По большому счету все не так уж плохо закончилось (если закончилось, конечно): я была жива и не одна, да и еда с водой имелись пока в наличии. И еще этот поцелуй…
Светляк все же погас, оставив меня наедине с собственными страхами. Невольно начала прислушиваться к звукам в глубине пещеры, казалось, что там кто-то шевелится и дышит. Идея не паниковать была, конечно, прекрасной, но трудно выполнимой. Стала тормошить Райна, но тот меня совершенно игнорировал. Оставалось одно. В детстве, когда я оставалась одна дома, то для храбрости включала везде свет и громко пела песни. Со светом была проблема, а вот с песнями все нормально. Я их знала много и голос у меня довольно громкий.
— Прости! Но я больше не могу это слушать, — прохрипел Райн, спустя всего лишь пару часов песнопений. Дико обрадовалась тому, что теперь уже не одна с этой пугающей темнотой, да и надо признаться, горло в последние пол часа начало меня подводить. Поэтому с облегчением свернула свой незапланированный концерт.
— Как ты? — спросила я, позволяя себе погладить его по волосам. Со стороны казалось, что они должны быть жесткими, но на самом деле были такими мягкими, что хотелось утопить в них всю пятерню.
— Нормально, все жизненно важные органы восстановил, остальное само заживет, — мужчина отодвинулся от моей руки, приподнялся и сел рядом со мной, опираясь спиной на стену пещеры. — Ты мне скажи, зачем ты тут так орала? Пыталась шаманскими песнопениями вернуть меня из мира мертвых?
— Нет, это я от страха. А что тебя можно так оживить?
— Думаю, что таким образом ты и настоящего покойника сможешь поднять. Особенно вот этой слезливой: «И там нааад сырою мооогилой склонился молоденький вор…».

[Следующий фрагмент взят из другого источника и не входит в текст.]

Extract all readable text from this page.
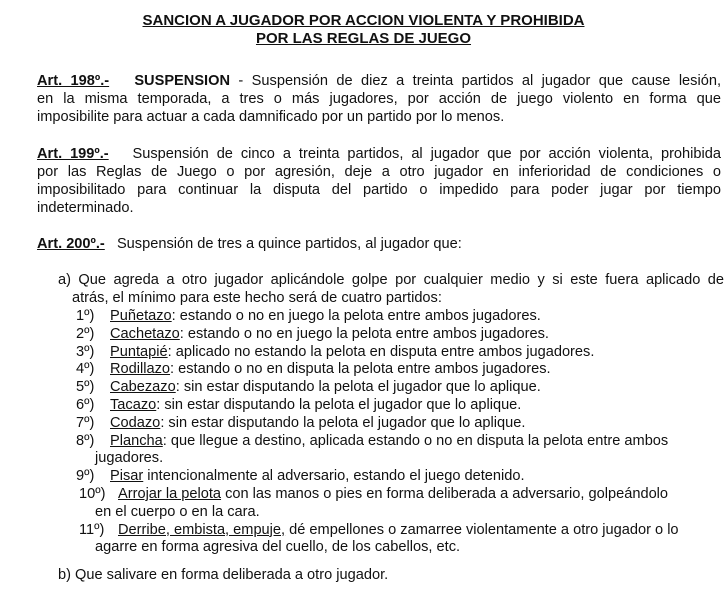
SANCION A JUGADOR POR ACCION VIOLENTA Y PROHIBIDA
POR LAS REGLAS DE JUEGO
Art. 198º.- SUSPENSION - Suspensión de diez a treinta partidos al jugador que cause lesión,
en la misma temporada, a tres o más jugadores, por acción de juego violento en forma que
imposibilite para actuar a cada damnificado por un partido por lo menos.
Art. 199º.- Suspensión de cinco a treinta partidos, al jugador que por acción violenta, prohibida
por las Reglas de Juego o por agresión, deje a otro jugador en inferioridad de condiciones o
imposibilitado para continuar la disputa del partido o impedido para poder jugar por tiempo
indeterminado.
Art. 200º.- Suspensión de tres a quince partidos, al jugador que:
a) Que agreda a otro jugador aplicándole golpe por cualquier medio y si este fuera aplicado de
atrás, el mínimo para este hecho será de cuatro partidos:
1º) Puñetazo: estando o no en juego la pelota entre ambos jugadores.
2º) Cachetazo: estando o no en juego la pelota entre ambos jugadores.
3º) Puntapié: aplicado no estando la pelota en disputa entre ambos jugadores.
4º) Rodillazo: estando o no en disputa la pelota entre ambos jugadores.
5º) Cabezazo: sin estar disputando la pelota el jugador que lo aplique.
6º) Tacazo: sin estar disputando la pelota el jugador que lo aplique.
7º) Codazo: sin estar disputando la pelota el jugador que lo aplique.
8º) Plancha: que llegue a destino, aplicada estando o no en disputa la pelota entre ambos
jugadores.
9º) Pisar intencionalmente al adversario, estando el juego detenido.
10º) Arrojar la pelota con las manos o pies en forma deliberada a adversario, golpeándolo
en el cuerpo o en la cara.
11º) Derribe, embista, empuje, dé empellones o zamarree violentamente a otro jugador o lo
agarre en forma agresiva del cuello, de los cabellos, etc.
b) Que salivare en forma deliberada a otro jugador.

Мы немного помолчали, а потом одновременно засмеялись. Есть очистительные слезы, а у нас был очистительный смех. Мы сидели, прислонившись плечами, и хохотали на всю пещеру, которая отвечала нам своим далеким эхом, словно друг, который понимает и разделяет нашу радость, наш гимн жизни. Постепенно вернулась тишина, в которой особенно пронзительно понималось, что мы здесь только вдвоем, так близко… после поцелуя-прощания.
Я почувствовала, как Райн встает, судя по доносившимся в темноте шагам, он разминался. Да, мне бы это тоже не помешало: тело за время сидения затекло, поэтому процесс принятия вертикального положения стал настоящим мучением. Ноги одновременно ужалили тысячи пчел, прокололи тысячи иголок, их будто окунули в леденящую воду. Вместе с болью возвращалась чувствительность.